With the side lacking firepower when he took charge, Engel saw the qualities in Nigerian-born Olisadebe who was already playing league football in Poland. He asked the president to speed Olisadebe's papers through and as a result, had a talented forward available for World Cup qualifying. Olisadebe rewarded his coach with eight goals in ten qualifying matches.

Engel steered Poland to their first World Cup finals tournament since 1986, when he oversaw their participation at the 2002 World Cup in South Korea and Japan.

The World Cup did not go well and Poland were eliminated in the first round. The opening two games provided two resounding defeats, losing to South Korea and Portugal. After being knocked out of the tournament and now without any pressure to perform, Poland beat the United States 3–1 in their final group game.

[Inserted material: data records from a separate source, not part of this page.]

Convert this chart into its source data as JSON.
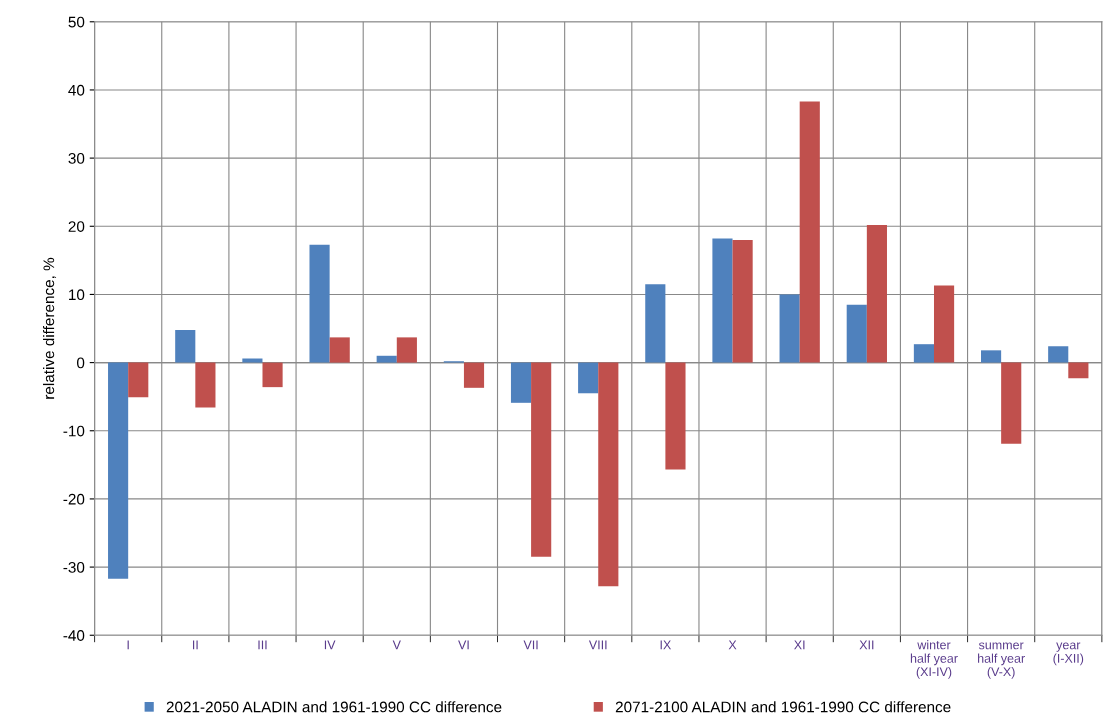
{
  "chart_data": {
    "type": "bar",
    "ylabel": "relative difference, %",
    "categories": [
      "I",
      "II",
      "III",
      "IV",
      "V",
      "VI",
      "VII",
      "VIII",
      "IX",
      "X",
      "XI",
      "XII",
      "winter\nhalf year\n(XI-IV)",
      "summer\nhalf year\n(V-X)",
      "year\n(I-XII)"
    ],
    "series": [
      {
        "name": "2021-2050 ALADIN and 1961-1990 CC difference",
        "color": "#4f81bd",
        "values": [
          -31.7,
          4.8,
          0.6,
          17.3,
          1.0,
          0.2,
          -5.9,
          -4.5,
          11.5,
          18.2,
          10.0,
          8.5,
          2.7,
          1.8,
          2.4
        ]
      },
      {
        "name": "2071-2100 ALADIN and 1961-1990 CC difference",
        "color": "#c0504d",
        "values": [
          -5.1,
          -6.6,
          -3.6,
          3.7,
          3.7,
          -3.7,
          -28.5,
          -32.8,
          -15.7,
          18.0,
          38.3,
          20.2,
          11.3,
          -11.9,
          -2.3
        ]
      }
    ],
    "ylim": [
      -40,
      50
    ],
    "yticks": [
      -40,
      -30,
      -20,
      -10,
      0,
      10,
      20,
      30,
      40,
      50
    ],
    "grid": true,
    "legend": "bottom"
  }
}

====Second spell in club football====
His most recent vocation was at Wisła Kraków where he was trainer until late-October 2005 and he has also been sports director of Legia Warsaw. In December 2005, he moved back in Cyprus and headed the coaching team of APOEL. He led the team into the third place of the Cypriot Championship, just two points from the top, and won the Cypriot Cup as well.

===Directorial career===
On 25 June 2015, "Polonia Warsaw Co." under the leadership of Jerzy Engel took over the senior team from the MKS Polonia Warsaw Academy, which helped to reinstate Polonia Warsaw back from nonexistence, to the bottom-half of the 4th tier (third league) of professional football in Poland. Under "Engel's Co." the club returned to the emblem from the Polish title winning season (1999–2000).

==Honours==
===Manager===
Polonia Warsaw
- Ekstraklasa: 1999–2000

APOEL
- Cypriot Cup: 2005–06

Individual
- Polish Coach of the Year: 2000, 2001

==Personal life==
He is the father of Jerzy Engel Jr. In November 2017, he and his son achieved a notable betting record at the Służewiec horse racing track, where together they won 140,000zł during the races, setting an all-time record for the venue.